Uşak’a gezi planı yaptığımda etrafımdan sıkça gördüğüm tepki, Uşak mı? Uşak’ta ne var ki? Geziyle beraber bunların bir çoğuna gerekli cevabı vermiş olacaktım ki bazı noktaları eksik kaldı. Kanyonun cam terası oldukça meşhur fakat bu doğa harikasının içine bulaşmadan hazzını tam anlamıyla yaşamak mümkün değil. Biz de düştük yola kanyonun içine girerek yürüyüş yolunu takip edip vadinin tam ortasındaki tepeyi hedef belledik. O tepeden vadi kim bilir ne güzel gözüküyordu ve bu merakımızı birazdan giderecektik. Yer yer durup fotoğraf ve video çekerek yaklaşık bir saatte tepeye ulaştık. Gerçekten görüntü harikaydı, buradan tüm vadi görülebiliyordu. Vadide rastladığım tek rahatsız edici konu kanyon içindeki su kaynağının oldukça kirli olması ve bu güzelliğe gölge düşürmesiydi.
Buranın da tadını yeterince çıkararak Clandıras Köprüsü ve Blaundus Antik Kenti’ne gitmek için kanyon girişine döndük. Buralara herhangi bir ulaşım bulunmuyordu, biz de bunu kabullenmektense biraz otostop çekip şansımızı denedik ve yine kimse durmadı. Uşak, otostop konusunda pek doğru bir tercih değil. O kadar yol gelip bu kadar yakındaki yerleri göremeden dönmek hayal kırıklığı yaşatmıyor değil. Uşak’ta mutlaka gezip görmeniz gereken 33 yer için Biletbayi Blog’un birbirinden güzel önerilerini de keşfetmenizde fayda var.

Atatürk ve Etnoğrafya Müzesi
Tekrar merkeze dönerek burada bulunan Atatürk ve Etnoğrafya Müzesi’ni gezmeye karar verdik. Müzeye giderken tarihi Uşak Evleri, Halı-kilim müzesini ve eski bir hanı görebilirsiniz. Halı-kilim müzesi pazar günü olması nedeniyle kapalıydı. Buraya gitme planınız varsa çalıştığı saat ve günlere bakmanızda fayda var. Yine Planımızda olan fakat tadilat nedeniyle kapalı olan Uşak Arkeoloji Müzesi gezemediğimiz yerlerden. Atatürk Müzesi oldukça güzel yapılmış, müze içindeki odalar çok iyi korunmuş ve canlandırmalar o dönemi yaşama konusunda oldukça yardımcı oluyor.
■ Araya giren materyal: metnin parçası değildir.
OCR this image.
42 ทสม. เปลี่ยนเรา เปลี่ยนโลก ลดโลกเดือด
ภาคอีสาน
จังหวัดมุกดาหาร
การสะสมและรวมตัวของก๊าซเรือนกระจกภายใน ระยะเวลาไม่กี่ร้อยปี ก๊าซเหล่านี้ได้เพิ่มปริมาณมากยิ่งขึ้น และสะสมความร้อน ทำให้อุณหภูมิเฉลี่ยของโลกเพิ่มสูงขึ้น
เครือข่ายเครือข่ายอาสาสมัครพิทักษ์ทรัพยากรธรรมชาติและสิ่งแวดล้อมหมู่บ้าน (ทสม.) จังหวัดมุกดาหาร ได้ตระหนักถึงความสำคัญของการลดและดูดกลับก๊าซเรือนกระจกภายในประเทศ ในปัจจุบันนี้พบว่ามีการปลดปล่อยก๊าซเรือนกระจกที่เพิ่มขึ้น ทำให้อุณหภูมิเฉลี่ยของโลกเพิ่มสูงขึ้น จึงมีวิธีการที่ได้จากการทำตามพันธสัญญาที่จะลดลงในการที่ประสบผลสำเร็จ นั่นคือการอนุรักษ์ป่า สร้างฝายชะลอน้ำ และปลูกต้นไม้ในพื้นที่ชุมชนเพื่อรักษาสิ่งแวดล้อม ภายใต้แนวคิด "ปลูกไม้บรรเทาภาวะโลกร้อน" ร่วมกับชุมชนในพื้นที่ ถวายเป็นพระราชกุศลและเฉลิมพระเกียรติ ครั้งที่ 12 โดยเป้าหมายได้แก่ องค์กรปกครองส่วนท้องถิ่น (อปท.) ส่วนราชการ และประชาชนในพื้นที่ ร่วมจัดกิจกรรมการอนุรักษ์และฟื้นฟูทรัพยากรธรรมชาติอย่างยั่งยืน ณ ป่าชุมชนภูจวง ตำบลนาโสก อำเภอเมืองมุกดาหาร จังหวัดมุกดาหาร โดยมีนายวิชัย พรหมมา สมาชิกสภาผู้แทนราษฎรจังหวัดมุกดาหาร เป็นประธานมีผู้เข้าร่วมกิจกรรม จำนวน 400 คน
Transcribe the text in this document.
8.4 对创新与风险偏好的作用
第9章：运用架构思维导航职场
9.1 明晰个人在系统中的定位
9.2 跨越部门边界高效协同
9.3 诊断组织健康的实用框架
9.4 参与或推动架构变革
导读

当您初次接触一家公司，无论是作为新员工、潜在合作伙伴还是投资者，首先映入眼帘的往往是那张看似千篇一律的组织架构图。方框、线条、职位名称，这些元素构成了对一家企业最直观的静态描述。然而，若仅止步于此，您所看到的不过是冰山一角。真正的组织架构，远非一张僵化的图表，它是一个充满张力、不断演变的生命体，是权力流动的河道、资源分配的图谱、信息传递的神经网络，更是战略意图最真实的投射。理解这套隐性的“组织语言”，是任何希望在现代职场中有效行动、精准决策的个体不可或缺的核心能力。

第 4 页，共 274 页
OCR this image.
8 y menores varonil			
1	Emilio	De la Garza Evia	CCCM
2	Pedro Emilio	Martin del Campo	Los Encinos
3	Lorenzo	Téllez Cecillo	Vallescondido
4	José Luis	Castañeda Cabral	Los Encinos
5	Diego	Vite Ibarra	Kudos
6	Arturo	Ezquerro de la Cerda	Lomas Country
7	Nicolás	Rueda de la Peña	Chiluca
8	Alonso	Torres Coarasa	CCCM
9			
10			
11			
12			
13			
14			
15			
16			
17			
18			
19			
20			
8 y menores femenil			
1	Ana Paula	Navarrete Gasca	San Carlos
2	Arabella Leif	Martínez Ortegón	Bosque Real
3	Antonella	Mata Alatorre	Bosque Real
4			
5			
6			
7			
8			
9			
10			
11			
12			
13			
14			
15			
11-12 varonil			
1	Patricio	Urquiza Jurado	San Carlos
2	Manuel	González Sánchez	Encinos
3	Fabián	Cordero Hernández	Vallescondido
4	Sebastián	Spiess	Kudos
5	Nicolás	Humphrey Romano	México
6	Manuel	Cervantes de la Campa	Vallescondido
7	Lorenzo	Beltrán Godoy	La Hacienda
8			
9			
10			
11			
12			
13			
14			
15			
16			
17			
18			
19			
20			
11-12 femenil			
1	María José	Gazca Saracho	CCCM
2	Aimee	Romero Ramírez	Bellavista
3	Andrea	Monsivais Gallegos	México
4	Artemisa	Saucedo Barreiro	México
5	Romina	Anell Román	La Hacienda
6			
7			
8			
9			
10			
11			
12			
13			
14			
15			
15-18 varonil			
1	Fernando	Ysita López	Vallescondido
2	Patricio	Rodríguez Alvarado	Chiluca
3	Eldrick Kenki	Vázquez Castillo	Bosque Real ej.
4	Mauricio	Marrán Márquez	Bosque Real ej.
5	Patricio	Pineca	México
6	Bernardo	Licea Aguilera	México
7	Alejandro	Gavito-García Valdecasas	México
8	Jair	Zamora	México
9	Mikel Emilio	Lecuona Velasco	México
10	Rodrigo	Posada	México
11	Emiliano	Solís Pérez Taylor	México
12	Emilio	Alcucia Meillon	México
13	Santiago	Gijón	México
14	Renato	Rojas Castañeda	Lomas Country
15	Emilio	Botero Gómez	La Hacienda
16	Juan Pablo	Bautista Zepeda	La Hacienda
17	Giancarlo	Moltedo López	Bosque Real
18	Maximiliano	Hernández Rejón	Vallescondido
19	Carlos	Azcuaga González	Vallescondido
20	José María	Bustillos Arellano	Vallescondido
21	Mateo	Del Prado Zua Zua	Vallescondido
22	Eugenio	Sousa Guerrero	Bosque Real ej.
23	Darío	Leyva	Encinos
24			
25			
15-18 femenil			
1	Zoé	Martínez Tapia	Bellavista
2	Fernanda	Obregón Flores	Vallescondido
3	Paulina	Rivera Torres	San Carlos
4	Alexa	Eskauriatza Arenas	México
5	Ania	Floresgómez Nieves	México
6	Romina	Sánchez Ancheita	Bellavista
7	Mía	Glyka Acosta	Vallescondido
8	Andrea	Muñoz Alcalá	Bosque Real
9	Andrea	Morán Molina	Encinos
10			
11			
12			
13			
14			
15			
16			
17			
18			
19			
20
Buradaki en önemli olay Yunan Baş komutanı Trikopis’in esir düşerek kılıç ve silahını burada teslim etmiş olmasıdır. Vaktiniz varsa buraya da mutlaka uğramalısınız. Altınızda araçla Uşak’ı çok rahat dolaşabilirsiniz şehir merkezinde zaten her yer birbirine çok yakın, doğal güzelliklerin ise en uzağı yaklaşık bir saatlik uzaklıkta. Biz tekrar şehirden ayrılmadan Tarhana Baba’ya uğrayıp, bazlama tost yiyerek yanımızda götürmek üzere tarhana aldık.
Hafta sonu planı için dolu dolu gezip, doğal güzellikleriyle sizi kendine hayran bırakabilecek bir yer Uşak. Ülkemizin bu gibi küçük şehirlerinde de oldukça güzel yerler var ve bunlar keşfetmek için bizi bekliyor ve bir çoğu maalesef unutulmaya yüz tutmuş durumda.